Yesterday was an outdoor stair-master day but I decided to mix it up a little. Some friends of mine are out of town and they've asked me to check on their house once a day in exchange for the use of their car. Normally I drive to their neighbourhood, which is about a 45-minute walk from where I live, but why not run there instead?

Because I haven't actually "run" in years and years, I decided to set the bar as low as possible. Rather than pushing myself to run all the way there without stopping I decided I would walk and run.

This walk-and-run system is one I developed in Edmonton, where I once lived for four months. At the time, I had a "yoga" practice that one of my sisters called "Yoga Balboa", named for Rocky Balboa, the character in the Sylvester Stallone films. She once did the routine with me and, expecting asanas, instead got low-impact aerobics and stretching, hence the nickname.
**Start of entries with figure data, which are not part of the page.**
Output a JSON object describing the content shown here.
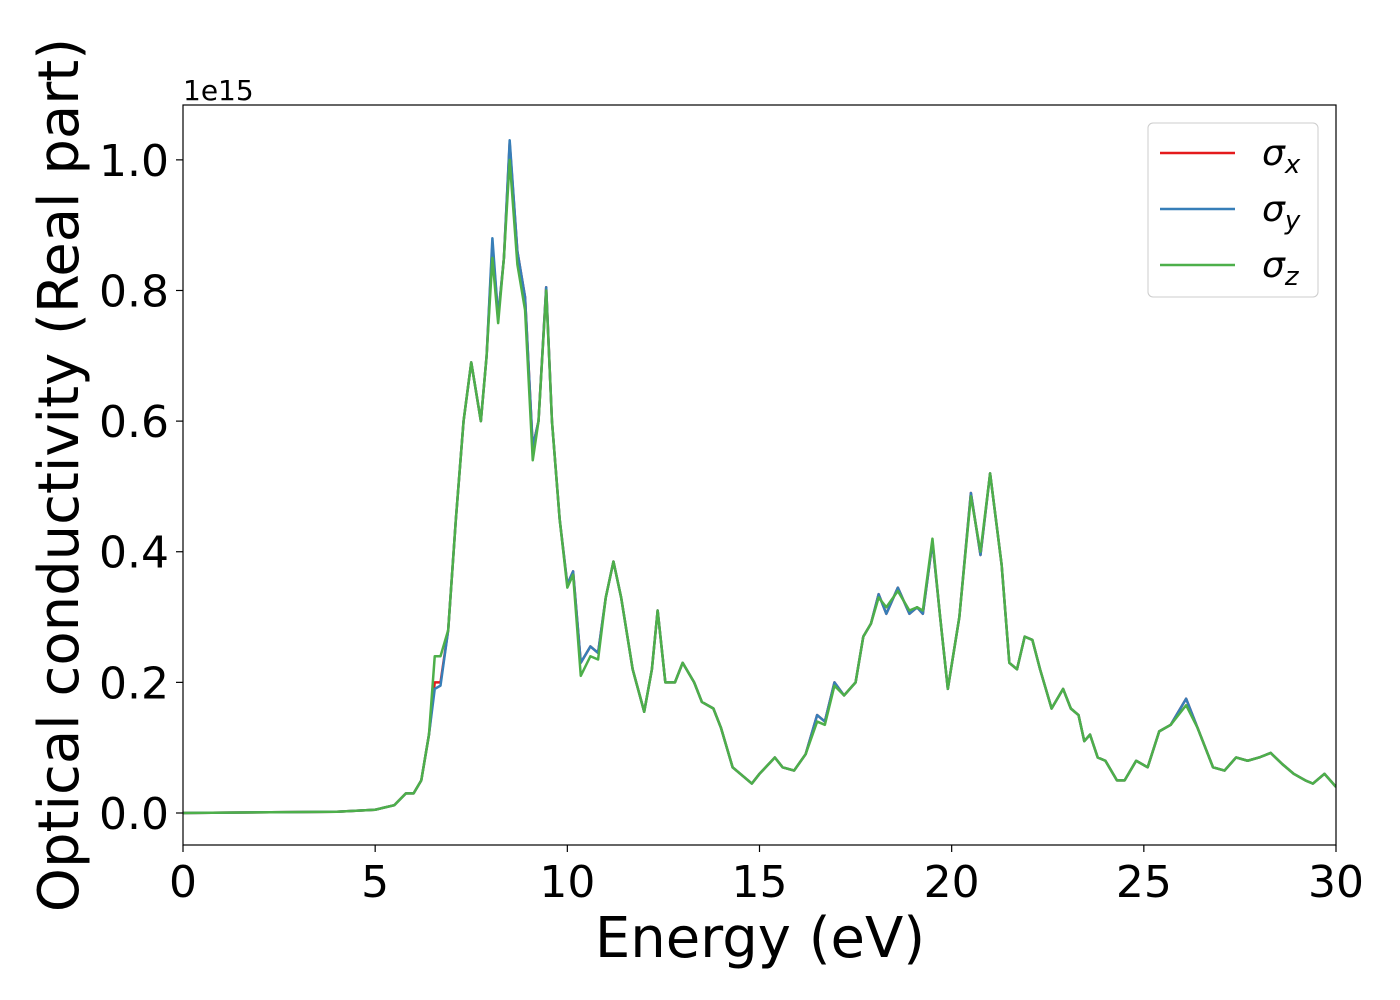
{
  "chart_data": {
    "type": "line",
    "xlabel": "Energy (eV)",
    "ylabel": "Optical conductivity (Real part)",
    "y_offset_label": "1e15",
    "x": [
      0,
      4,
      5,
      5.5,
      5.8,
      6,
      6.2,
      6.4,
      6.55,
      6.7,
      6.9,
      7.1,
      7.3,
      7.5,
      7.75,
      7.9,
      8.05,
      8.2,
      8.35,
      8.5,
      8.7,
      8.9,
      9.1,
      9.25,
      9.45,
      9.6,
      9.8,
      10,
      10.15,
      10.35,
      10.6,
      10.8,
      11,
      11.2,
      11.4,
      11.7,
      12,
      12.2,
      12.35,
      12.55,
      12.8,
      13,
      13.3,
      13.5,
      13.8,
      14,
      14.3,
      14.6,
      14.8,
      15,
      15.4,
      15.6,
      15.9,
      16.2,
      16.5,
      16.7,
      16.95,
      17.2,
      17.5,
      17.7,
      17.9,
      18.1,
      18.3,
      18.6,
      18.9,
      19.1,
      19.25,
      19.5,
      19.7,
      19.9,
      20.2,
      20.5,
      20.75,
      21,
      21.3,
      21.5,
      21.7,
      21.9,
      22.1,
      22.3,
      22.6,
      22.9,
      23.1,
      23.3,
      23.45,
      23.6,
      23.8,
      24,
      24.3,
      24.5,
      24.8,
      25.1,
      25.4,
      25.7,
      26.1,
      26.4,
      26.8,
      27.1,
      27.4,
      27.7,
      28,
      28.3,
      28.6,
      28.9,
      29.2,
      29.4,
      29.7,
      30
    ],
    "series": [
      {
        "name": "σx",
        "color": "#e41a1c",
        "values": [
          0,
          0.002,
          0.005,
          0.012,
          0.03,
          0.03,
          0.05,
          0.12,
          0.2,
          0.2,
          0.28,
          0.45,
          0.6,
          0.69,
          0.6,
          0.7,
          0.87,
          0.76,
          0.85,
          1.025,
          0.86,
          0.79,
          0.56,
          0.6,
          0.805,
          0.6,
          0.45,
          0.35,
          0.37,
          0.23,
          0.255,
          0.245,
          0.33,
          0.385,
          0.33,
          0.22,
          0.155,
          0.22,
          0.31,
          0.2,
          0.2,
          0.23,
          0.2,
          0.17,
          0.16,
          0.13,
          0.07,
          0.055,
          0.045,
          0.06,
          0.085,
          0.07,
          0.065,
          0.09,
          0.15,
          0.14,
          0.2,
          0.18,
          0.2,
          0.27,
          0.29,
          0.335,
          0.305,
          0.345,
          0.305,
          0.315,
          0.305,
          0.415,
          0.3,
          0.19,
          0.3,
          0.49,
          0.395,
          0.52,
          0.38,
          0.23,
          0.22,
          0.27,
          0.265,
          0.22,
          0.16,
          0.19,
          0.16,
          0.15,
          0.11,
          0.12,
          0.085,
          0.08,
          0.05,
          0.05,
          0.08,
          0.07,
          0.125,
          0.135,
          0.175,
          0.13,
          0.07,
          0.065,
          0.085,
          0.08,
          0.085,
          0.092,
          0.075,
          0.06,
          0.05,
          0.045,
          0.06,
          0.04
        ]
      },
      {
        "name": "σy",
        "color": "#377eb8",
        "values": [
          0,
          0.002,
          0.005,
          0.012,
          0.03,
          0.03,
          0.05,
          0.12,
          0.19,
          0.195,
          0.28,
          0.45,
          0.6,
          0.69,
          0.6,
          0.7,
          0.88,
          0.76,
          0.85,
          1.03,
          0.86,
          0.79,
          0.56,
          0.6,
          0.805,
          0.6,
          0.45,
          0.35,
          0.37,
          0.23,
          0.255,
          0.245,
          0.33,
          0.385,
          0.33,
          0.22,
          0.155,
          0.22,
          0.31,
          0.2,
          0.2,
          0.23,
          0.2,
          0.17,
          0.16,
          0.13,
          0.07,
          0.055,
          0.045,
          0.06,
          0.085,
          0.07,
          0.065,
          0.09,
          0.15,
          0.14,
          0.2,
          0.18,
          0.2,
          0.27,
          0.29,
          0.335,
          0.305,
          0.345,
          0.305,
          0.315,
          0.305,
          0.415,
          0.3,
          0.19,
          0.3,
          0.49,
          0.395,
          0.52,
          0.38,
          0.23,
          0.22,
          0.27,
          0.265,
          0.22,
          0.16,
          0.19,
          0.16,
          0.15,
          0.11,
          0.12,
          0.085,
          0.08,
          0.05,
          0.05,
          0.08,
          0.07,
          0.125,
          0.135,
          0.175,
          0.13,
          0.07,
          0.065,
          0.085,
          0.08,
          0.085,
          0.092,
          0.075,
          0.06,
          0.05,
          0.045,
          0.06,
          0.04
        ]
      },
      {
        "name": "σz",
        "color": "#4daf4a",
        "values": [
          0,
          0.002,
          0.005,
          0.012,
          0.03,
          0.03,
          0.05,
          0.12,
          0.24,
          0.24,
          0.28,
          0.45,
          0.6,
          0.69,
          0.6,
          0.7,
          0.85,
          0.75,
          0.85,
          1.0,
          0.84,
          0.77,
          0.54,
          0.6,
          0.8,
          0.6,
          0.45,
          0.345,
          0.365,
          0.21,
          0.24,
          0.235,
          0.33,
          0.385,
          0.33,
          0.22,
          0.155,
          0.22,
          0.31,
          0.2,
          0.2,
          0.23,
          0.2,
          0.17,
          0.16,
          0.13,
          0.07,
          0.055,
          0.045,
          0.06,
          0.085,
          0.07,
          0.065,
          0.09,
          0.14,
          0.135,
          0.195,
          0.18,
          0.2,
          0.27,
          0.29,
          0.33,
          0.315,
          0.34,
          0.31,
          0.315,
          0.31,
          0.42,
          0.3,
          0.19,
          0.3,
          0.485,
          0.4,
          0.52,
          0.38,
          0.23,
          0.22,
          0.27,
          0.265,
          0.22,
          0.16,
          0.19,
          0.16,
          0.15,
          0.11,
          0.12,
          0.085,
          0.08,
          0.05,
          0.05,
          0.08,
          0.07,
          0.125,
          0.135,
          0.165,
          0.13,
          0.07,
          0.065,
          0.085,
          0.08,
          0.085,
          0.092,
          0.075,
          0.06,
          0.05,
          0.045,
          0.06,
          0.04
        ]
      }
    ],
    "xlim": [
      0,
      30
    ],
    "xticks": [
      0,
      5,
      10,
      15,
      20,
      25,
      30
    ],
    "ylim": [
      -0.049,
      1.084
    ],
    "yticks": [
      {
        "value": 0,
        "label": "0.0"
      },
      0.2,
      0.4,
      0.6,
      0.8,
      {
        "value": 1,
        "label": "1.0"
      }
    ],
    "grid": false,
    "legend": "upper right"
  }
}
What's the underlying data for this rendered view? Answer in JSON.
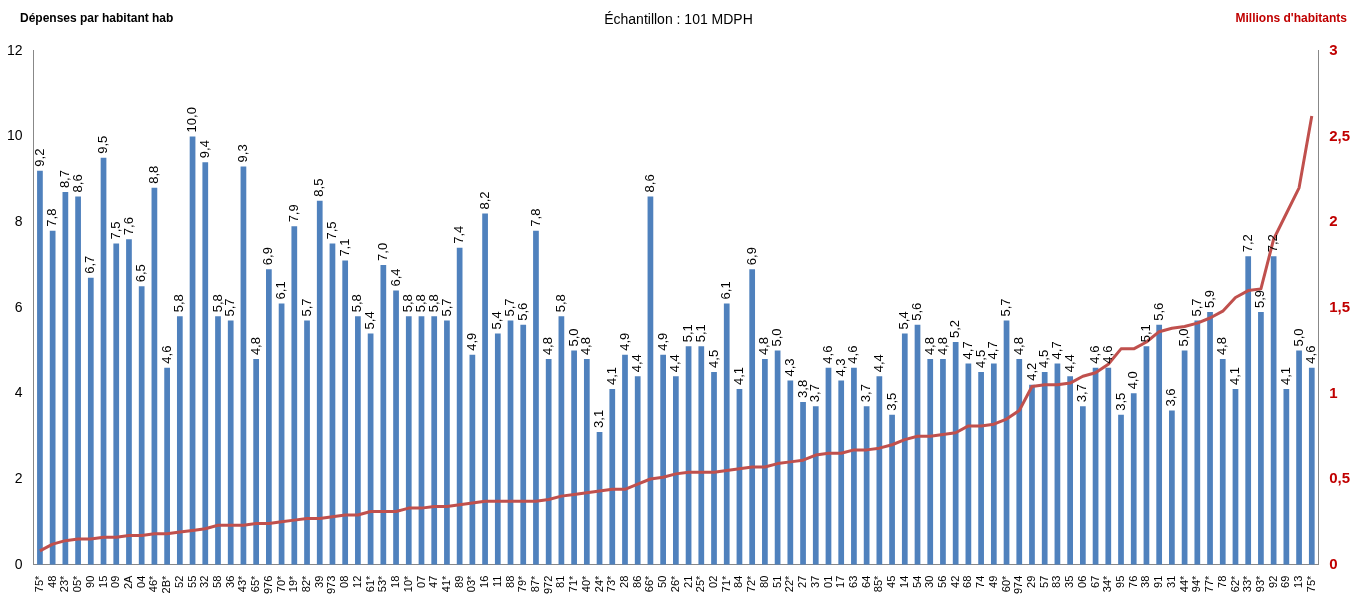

Doing Yoga Balboa everyday will start the body craving for a more rigorous workout. So in order to satisfy the craving I started running. Again, I hadn't run for years, so the walk-and-run system was born.

It's a simple formula: run until you feel like you're going to puke and then walk until it passes. Repeat.

So yesterday I set out to walk-and-run to my friends' house. The weather was perfect. I ran until I was out of breath, walked until I caught it, and then ran some more.

There were moments when I was running and I felt really good! I remembered what it was like to actually go for a jog and enjoy it. My energy and stamina were surprisingly high and it was extremely satisfying to use my body this way.

I managed to make it there and back in less than an hour. Who says you have to jog the entire distance of a run? Taking breaks when we need them is just fine.

Inspiring Message of the Day: I will take breaks when and where I need them. Going the distance doesn't have to mean full-speed ahead!